In listening to them and trying to find one behavior that I could target for change – I realized that they were both bossing each other around as if they were each others’ children. When I pointed this out, they had to agree and admitted that they bossed their friends around too.
If the marriage had any hope of succeeding this had to stop. So I sent them home with an assignment. Stop trying to change each other, fix each other, dominate each other.
I explained that we would work on each individually. You can’t change others; you can only change yourself.
The wife texted me after the session and thanked me profusely for relieving them both of this heavy burden. I would agree profusely. Taking care of ourselves is a full time job.
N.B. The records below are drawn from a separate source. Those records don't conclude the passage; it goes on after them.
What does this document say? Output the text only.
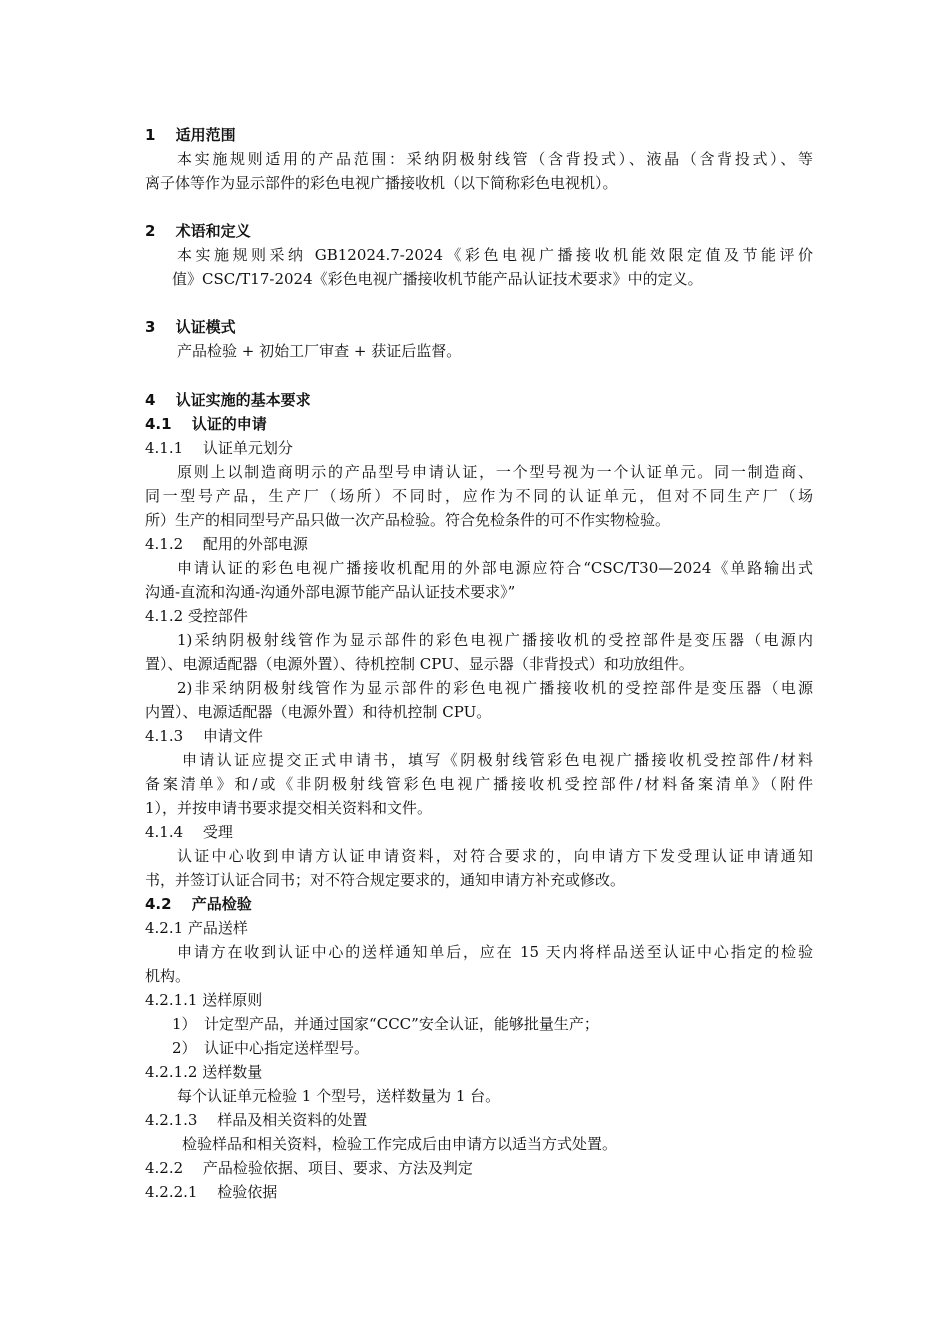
1　 适用范围
本实施规则适用的产品范围：采纳阴极射线管（含背投式）、液晶（含背投式）、等
离子体等作为显示部件的彩色电视广播接收机（以下简称彩色电视机）。
2　 术语和定义
本实施规则采纳 GB12024.7-2024《彩色电视广播接收机能效限定值及节能评价
值》CSC/T17-2024《彩色电视广播接收机节能产品认证技术要求》中的定义。
3　 认证模式
产品检验 + 初始工厂审查 + 获证后监督。
4　 认证实施的基本要求
4.1　 认证的申请
4.1.1　 认证单元划分
原则上以制造商明示的产品型号申请认证，一个型号视为一个认证单元。同一制造商、
同一型号产品，生产厂（场所）不同时，应作为不同的认证单元，但对不同生产厂（场
所）生产的相同型号产品只做一次产品检验。符合免检条件的可不作实物检验。
4.1.2　 配用的外部电源
申请认证的彩色电视广播接收机配用的外部电源应符合“CSC/T30—2024《单路输出式
沟通-直流和沟通-沟通外部电源节能产品认证技术要求》”
4.1.2 受控部件
1)采纳阴极射线管作为显示部件的彩色电视广播接收机的受控部件是变压器（电源内
置）、电源适配器（电源外置）、待机控制 CPU、显示器（非背投式）和功放组件。
2)非采纳阴极射线管作为显示部件的彩色电视广播接收机的受控部件是变压器（电源
内置）、电源适配器（电源外置）和待机控制 CPU。
4.1.3　 申请文件
申请认证应提交正式申请书，填写《阴极射线管彩色电视广播接收机受控部件/材料
备案清单》和/或《非阴极射线管彩色电视广播接收机受控部件/材料备案清单》（附件
1），并按申请书要求提交相关资料和文件。
4.1.4　 受理
认证中心收到申请方认证申请资料，对符合要求的，向申请方下发受理认证申请通知
书，并签订认证合同书；对不符合规定要求的，通知申请方补充或修改。
4.2　 产品检验
4.2.1 产品送样
申请方在收到认证中心的送样通知单后，应在 15 天内将样品送至认证中心指定的检验
机构。
4.2.1.1 送样原则
1）　计定型产品，并通过国家“CCC”安全认证，能够批量生产；
2）　认证中心指定送样型号。
4.2.1.2 送样数量
每个认证单元检验 1 个型号，送样数量为 1 台。
4.2.1.3　 样品及相关资料的处置
检验样品和相关资料，检验工作完成后由申请方以适当方式处置。
4.2.2　 产品检验依据、项目、要求、方法及判定
4.2.2.1　 检验依据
Who has time for another full time job?
This of course applies to adults over age 18. Children? We have a mandate to boss them around but please do this in a healthy way. At 18 however, they get the same respect we give other adults.
That is, no advice unless asked for and even then – be careful. Giving advice to other adults, unless licensed to do so (that’s me) can become addictive.
Another client of mine told me her whole family was bossy and told everybody else what to do and how to do it. This behavior was so ingrained in her, she never once questioned whether it was healthy. And healthy it certainly was not, as she had spent most of her adult life mad at others who didn’t do things her way.
Further, she told me that her entire country of origin (not the US) was bossy. I said surely you’re joking. She said most assuredly she was not. Now she’s on the road to bossiness recovery and happier and healthier for it.
So whether it’s your marriage, family, friends, or your entire country, let your mantra be: You can’t change others; you can only change yourself.